これでカリスはセイレーンの声を発する部位を全て失った。
「ドブネズミ、もう多視は使うな、温存しとけ! あとは俺だけで片付ける!」
普の指示に、ふらつきを堪えて或斗は瞳の六芒星を消す。
少し垂れてきていた鼻血を手の甲で拭い、最後まで普の支援をするためカリスの上半身と対峙する普を見上げる。
光の乱反射のごとくランダムに飛び交う水魔法レーザーを勘と動体視力で避け続けた普は、カリスの上半身、胸の真ん中に刺さった蒼銀の杖を引き抜いて、その上から心臓を両断するように剣を振るった。
スッパリと心臓の上と下とで体の分かたれたカリスは唇と目をわななかせて信じがたいものを見るかのように引き抜かれた蒼銀の杖を見つめる。
カリスの胸から上を支えるものはもはや何もなく、それはボトリと広間の床に落ちた。
胸から下、水龍の下半身は、蒼銀の杖を引き抜かれた瞬間から萎れるように縮み、体積を小さくして広間に無残に転がっている。

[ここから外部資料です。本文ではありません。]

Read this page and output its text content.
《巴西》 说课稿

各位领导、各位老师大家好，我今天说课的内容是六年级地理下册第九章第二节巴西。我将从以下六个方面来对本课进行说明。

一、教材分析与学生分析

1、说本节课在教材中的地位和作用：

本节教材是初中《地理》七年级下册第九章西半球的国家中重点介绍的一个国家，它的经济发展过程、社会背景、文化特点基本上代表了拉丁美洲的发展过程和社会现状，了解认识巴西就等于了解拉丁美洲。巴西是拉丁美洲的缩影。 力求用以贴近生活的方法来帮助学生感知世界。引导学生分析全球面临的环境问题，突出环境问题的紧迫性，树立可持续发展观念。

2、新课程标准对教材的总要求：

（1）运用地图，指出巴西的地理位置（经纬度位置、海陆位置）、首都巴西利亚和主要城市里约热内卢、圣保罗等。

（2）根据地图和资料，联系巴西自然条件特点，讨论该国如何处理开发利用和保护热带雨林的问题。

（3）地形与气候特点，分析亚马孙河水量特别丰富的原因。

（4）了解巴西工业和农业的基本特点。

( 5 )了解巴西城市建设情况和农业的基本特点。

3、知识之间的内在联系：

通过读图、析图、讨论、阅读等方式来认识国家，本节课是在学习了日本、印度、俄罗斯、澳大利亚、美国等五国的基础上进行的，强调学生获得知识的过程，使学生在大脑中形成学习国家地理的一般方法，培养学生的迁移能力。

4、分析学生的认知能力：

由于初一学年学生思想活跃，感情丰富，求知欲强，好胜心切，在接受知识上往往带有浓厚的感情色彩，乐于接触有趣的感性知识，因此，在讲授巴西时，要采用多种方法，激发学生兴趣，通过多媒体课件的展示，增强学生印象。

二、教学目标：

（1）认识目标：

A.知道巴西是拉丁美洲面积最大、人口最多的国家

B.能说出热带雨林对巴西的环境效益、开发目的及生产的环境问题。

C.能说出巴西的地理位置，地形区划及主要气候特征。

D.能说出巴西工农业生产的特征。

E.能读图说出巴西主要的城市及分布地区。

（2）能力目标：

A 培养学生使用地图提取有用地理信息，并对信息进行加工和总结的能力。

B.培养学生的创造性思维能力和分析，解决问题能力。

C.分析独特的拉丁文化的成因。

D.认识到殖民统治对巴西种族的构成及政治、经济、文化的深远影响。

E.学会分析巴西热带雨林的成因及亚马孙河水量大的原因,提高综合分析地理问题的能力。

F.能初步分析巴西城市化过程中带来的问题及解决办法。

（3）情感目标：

巨体が倒れたというのに、ズシンという音さえ立たない、静かな幕引きであった。
床に落ちて緑色の血を流し続けるカリスの上半身は、芋虫のように肩の付け根だけで這い、遠くにいる或斗へ少しでも近づこうとする。
しかしそんな動きもほんの数秒の、最期のあがきであった。
カリスの視界から光が消え、何も見えず、何も感じなくなる。
死の冷たさがカリスを包んでいた。
「……神、ヨ…………私、ニ、救イヲ…………」
呟いた言葉は誰の耳にも届かず虚空に溶け、カリスはようやく永劫の眠りについた。